El debate político en España tiene mucho de palabras gruesas y poco de argumentos finos. Será que no tenemos tradición, como dicen los estudiosos. A poco que surja una cuestión polémica nos vemos como nos pintó Goya: en duelo a garrotazos. Cualquier discusión concita las más intensas pasiones, y no siempre las mejores, en torno a cuestiones que, efectivamente, sean objeto de posiciones contrapuestas, con el agravante de que lo disputado deja pronto de ser objeto susceptible de distintas apreciaciones para convertirse en arma arrojadiza entre los partidos o colectivos sociales que pugnan por el poder. Venezuela o, mejor, su régimen bolivariano con el presidente Maduro a la cabeza, es uno de ellos, constituyendo una temática ahora enriquecida por la autoproclamación como presidente de Juan Guaidó, que desde la presidencia de la Asamblea nacional da el salto para convertirse, con el apoyo de ese mismo órgano parlamentario, dada la mayoría antichavista que en él opera, en presidente del Ejecutivo –aprovechando la fecha del 23 de enero, día en que en 1958 un movimiento cívico-militar derrocó al gobierno del general Marcos Pérez–. Es cierto que se declara "presidente encargado" de restaurar el orden constitucional convocando nuevas elecciones –con todas las garantías– cuanto antes. Pero la explicitación de esa voluntad no elimina las objeciones a su legitimidad, como tampoco aumenta el presidente Maduro las razones a favor de la suya por más que invoque el orden constitucional, por él mismo socavado.

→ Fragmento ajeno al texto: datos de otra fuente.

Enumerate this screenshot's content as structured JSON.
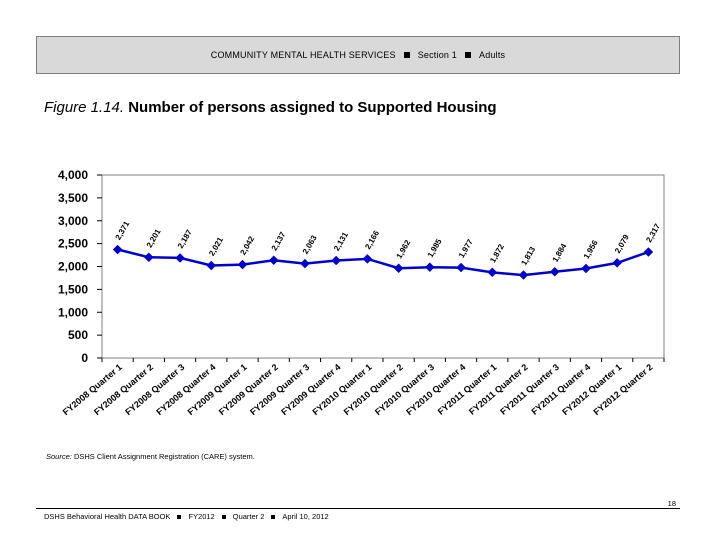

Salta a la vista que en el endiablado panorama de Venezuela se presenta una confrontación de pretensiones de legitimidad y de situaciones de ilegitimidad que producen un bloqueo de difícil solución. Sin duda, es un bloqueo político que no deja de implicar un tenso dilema ético si se quiere adoptar una posición política moralmente orientada con criterios de solidaridad con el pueblo venezolano, a favor de las libertades democráticas y de defensa de los derechos humanos de la ciudadanía. Ocurre que nos gustaría vivir en un mundo donde no se presentaran dilemas morales ni bloqueos políticos, pero ese mundo no existe, y el caso que lamentablemente nos ocupa desmiente, una vez más, la optimista confianza atribuida a Hegel a partir de su conocido enunciado de que todo lo real es racional y todo lo racional es real. No nos es permitida alegría alguna acerca de unas circunstancias en las que grandes dosis de irracionalidad han inundado un país al que parece afectarle también la "maldición del petróleo".

¡Cuánto nos gustaría que los hechos fueran tales que nos posibilitaran trazar una clara línea de demarcación entre lo bueno y lo malo! Pero no es así, lo cual, en vez de llevar a afrontar la realidad en su ambigüedad y dureza para, desde un terreno tan cargado de cizaña, poder entrever por dónde crece el trigo, conduce a dibujar a conveniencia el dramático cuadro que presenta Venezuela para situarse cada cual en el lado que le favorece. Así se hace en ejercicio sectario y políticamente oportunista para sacar rendimiento propio a partir del conflicto que allí se vive, manteniendo sin embargo la buena conciencia de quienes se han alineado con la parte definida como correcta, sin importarles mucho, por lo demás, dónde queda el pueblo sufriente que sobre sus espaldas, y en muchos casos al precio de su sangre, soporta unas condiciones injustas que al final dejan caer su peso sobre sus vidas dañadas.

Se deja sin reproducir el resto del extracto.